Ook platformwerkers hebben recht op de NOW-regeling, mits zij in dienst zijn bij de werkgever en voldoen aan de overige voorwaarden kan de werkgever een beroep doen op de NOW-regeling.
Onduidelijk is nog wanneer de uitgewerkte NOW-regeling wordt gepubliceerd.

Bron: Min. SZW 24-03-2020

Verstuur de aangifte loonheffingen op tijd

De Belastingdienst vraagt werkgevers hun aangifte loonheffingen op tijd te versturen. Het UWV heeft de gegevens uit de aangiftes loonheffingen nodig voor de nieuwe Noodfonds Overbrugging Werkgelegenheid (NOW)-regeling. Als uitstel van betaling is of wordt aangevraagd, kan betaling later plaatsvinden.

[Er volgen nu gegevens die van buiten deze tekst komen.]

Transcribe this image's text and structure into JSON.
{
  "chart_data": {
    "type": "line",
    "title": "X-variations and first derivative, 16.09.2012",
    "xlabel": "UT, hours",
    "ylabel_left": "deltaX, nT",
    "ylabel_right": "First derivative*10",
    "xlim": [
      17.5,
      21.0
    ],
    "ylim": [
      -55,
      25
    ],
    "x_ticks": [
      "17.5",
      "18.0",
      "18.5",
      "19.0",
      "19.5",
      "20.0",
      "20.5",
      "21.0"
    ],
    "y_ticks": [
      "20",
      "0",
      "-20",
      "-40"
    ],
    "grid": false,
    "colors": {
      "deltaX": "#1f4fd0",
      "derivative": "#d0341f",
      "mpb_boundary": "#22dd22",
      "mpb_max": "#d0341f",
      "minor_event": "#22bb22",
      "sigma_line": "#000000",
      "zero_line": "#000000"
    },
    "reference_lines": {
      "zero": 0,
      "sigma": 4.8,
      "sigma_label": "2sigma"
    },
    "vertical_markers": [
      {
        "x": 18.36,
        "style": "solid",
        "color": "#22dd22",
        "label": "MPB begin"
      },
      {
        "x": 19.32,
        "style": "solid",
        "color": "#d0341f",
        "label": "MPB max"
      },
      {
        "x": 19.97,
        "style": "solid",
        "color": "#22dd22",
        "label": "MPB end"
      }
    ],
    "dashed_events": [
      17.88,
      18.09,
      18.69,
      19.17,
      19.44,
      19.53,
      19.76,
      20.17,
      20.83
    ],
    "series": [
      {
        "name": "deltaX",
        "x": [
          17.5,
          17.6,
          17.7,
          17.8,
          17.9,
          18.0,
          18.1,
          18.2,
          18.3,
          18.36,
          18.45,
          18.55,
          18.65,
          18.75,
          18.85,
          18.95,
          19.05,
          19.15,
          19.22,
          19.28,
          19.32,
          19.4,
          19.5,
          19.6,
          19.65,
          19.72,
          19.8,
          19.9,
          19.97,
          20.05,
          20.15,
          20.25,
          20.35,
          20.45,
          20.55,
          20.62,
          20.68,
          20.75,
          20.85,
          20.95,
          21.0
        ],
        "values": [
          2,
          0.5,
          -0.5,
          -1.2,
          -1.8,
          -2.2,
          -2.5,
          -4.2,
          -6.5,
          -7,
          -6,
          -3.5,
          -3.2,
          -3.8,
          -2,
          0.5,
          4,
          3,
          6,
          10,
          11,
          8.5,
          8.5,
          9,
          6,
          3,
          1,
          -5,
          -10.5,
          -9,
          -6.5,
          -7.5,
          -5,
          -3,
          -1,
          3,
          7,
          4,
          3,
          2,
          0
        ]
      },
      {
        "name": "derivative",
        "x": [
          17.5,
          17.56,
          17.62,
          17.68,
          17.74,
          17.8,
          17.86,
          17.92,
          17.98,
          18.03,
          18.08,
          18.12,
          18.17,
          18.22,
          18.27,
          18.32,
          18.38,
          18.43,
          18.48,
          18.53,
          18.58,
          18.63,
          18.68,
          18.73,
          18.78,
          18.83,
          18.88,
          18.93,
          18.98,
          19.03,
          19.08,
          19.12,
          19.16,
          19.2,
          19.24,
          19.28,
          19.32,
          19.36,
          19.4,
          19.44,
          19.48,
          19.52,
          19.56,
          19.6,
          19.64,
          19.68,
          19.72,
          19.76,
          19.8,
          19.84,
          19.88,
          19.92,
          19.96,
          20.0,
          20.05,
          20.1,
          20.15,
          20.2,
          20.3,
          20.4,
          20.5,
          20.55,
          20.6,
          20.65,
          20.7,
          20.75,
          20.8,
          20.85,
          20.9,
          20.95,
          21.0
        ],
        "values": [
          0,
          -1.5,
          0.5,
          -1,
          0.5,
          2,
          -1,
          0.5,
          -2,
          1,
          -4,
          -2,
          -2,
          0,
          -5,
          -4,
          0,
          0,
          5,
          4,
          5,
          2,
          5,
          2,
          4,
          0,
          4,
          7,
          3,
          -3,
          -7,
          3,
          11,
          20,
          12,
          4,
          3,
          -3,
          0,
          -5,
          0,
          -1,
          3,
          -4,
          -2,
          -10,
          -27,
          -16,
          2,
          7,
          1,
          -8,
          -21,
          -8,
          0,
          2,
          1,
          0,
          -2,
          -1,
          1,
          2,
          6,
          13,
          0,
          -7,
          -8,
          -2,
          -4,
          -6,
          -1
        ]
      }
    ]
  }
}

Het Noodfonds is bedoeld om werkgevers met omzetverlies te compenseren, zodat zij hun werknemers kunnen doorbetalen. Als UWV de meest actuele gegevens uit de aangifte loonheffingen heeft, krijgt de werkgever snel waar hij recht op heeft. Vandaar het verzoek aan werkgevers om de aangifte loonheffingen op tijd te versturen. Ook de werknemers die thuis komen te zitten of ziek worden, krijgen dan snel waar zij recht op hebben.
Wie door het coronavirus in betalingsproblemen is gekomen, kan bijzonder uitstel van betaling aanvragen. De schriftelijke uitstelverzoeken moeten verstuurd worden naar de Belastingdienst in Breda.